Structure, stability, and nature of bonding between high energy water clusters confined inside cucurbituril: A computational study

The structure and stability of the high energy water molecules inside the CB7 cavity was studied using the dispersion corrected density functional theory (DFT) and molecular dynamics (MD). The intermolecular distance between the O and H in the water molecule was found to decrease upon the encapsulation of water molecules inside the cavity, indicating the increase in the stability of water clusters. The computed binding energies were found to be sensitive to the choice of functional. Energy decomposition analysis (EDA) shows that the repulsive Pauli interaction decides the stability of the water complex. In all the encapsulated systems, except the eight water clusters, the electrostatic interactions have supremacy over the dispersive term, due to the large polarization induced by the water clusters.
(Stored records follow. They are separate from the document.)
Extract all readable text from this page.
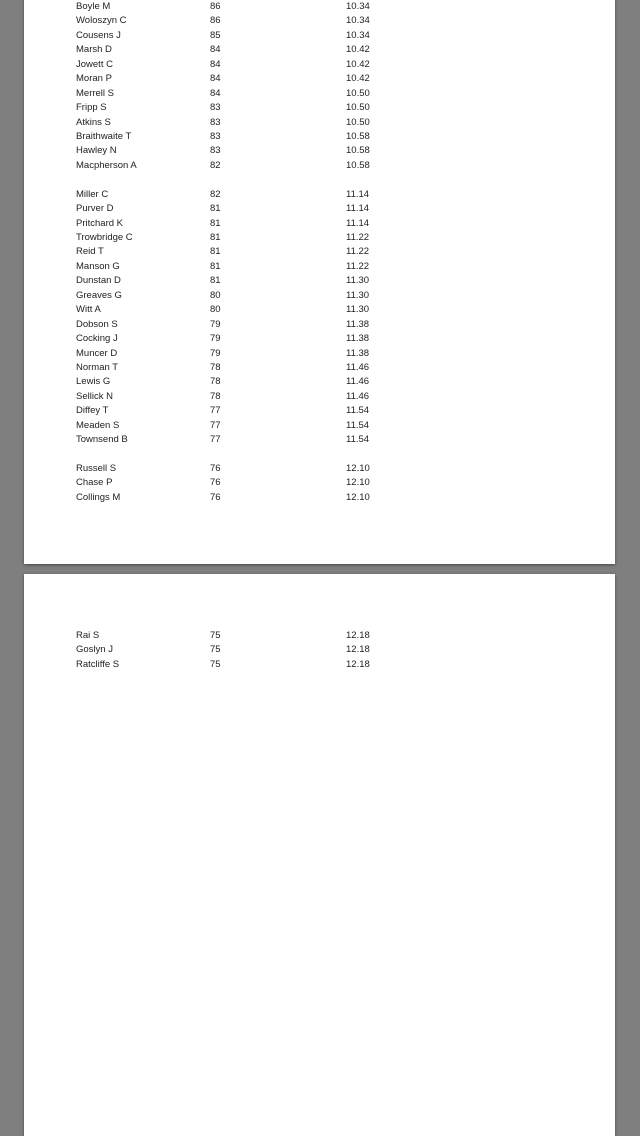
Boyle M	86	10.34
Woloszyn C	86	10.34
Cousens J	85	10.34
Marsh D	84	10.42
Jowett C	84	10.42
Moran P	84	10.42
Merrell S	84	10.50
Fripp S	83	10.50
Atkins S	83	10.50
Braithwaite T	83	10.58
Hawley N	83	10.58
Macpherson A	82	10.58
Miller C	82	11.14
Purver D	81	11.14
Pritchard K	81	11.14
Trowbridge C	81	11.22
Reid T	81	11.22
Manson G	81	11.22
Dunstan D	81	11.30
Greaves G	80	11.30
Witt A	80	11.30
Dobson S	79	11.38
Cocking J	79	11.38
Muncer D	79	11.38
Norman T	78	11.46
Lewis G	78	11.46
Sellick N	78	11.46
Diffey T	77	11.54
Meaden S	77	11.54
Townsend B	77	11.54
Russell S	76	12.10
Chase P	76	12.10
Collings M	76	12.10
Rai S	75	12.18
Goslyn J	75	12.18
Ratcliffe S	75	12.18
Molecular electrostatic potentials of entrapped systems show the charge distribution between CB7 and water clusters. QTAIM analysis indicates the existence of noncovalent intramolecular interactions between CB7 and water clusters and ellipticity values to be least for 8H₂O@CB7. The topological of ρ(r) fields at the urido nitrogen plane in CB7, proves the stronger bonding with water molecules. Thus, entrapped water molecules are not electronically innocent inside the cage and have noncovalent interaction with hydrophobic part of CB7 molecule. Atom centered Density Matrix Propagation (ADMP) molecular dynamic studies shows that the water clusters are stable with respect to their isolated cluster geometry, inside the cucurbituril and the change in potential energy surface is due to the distortion in the geometry of the CB7 unit.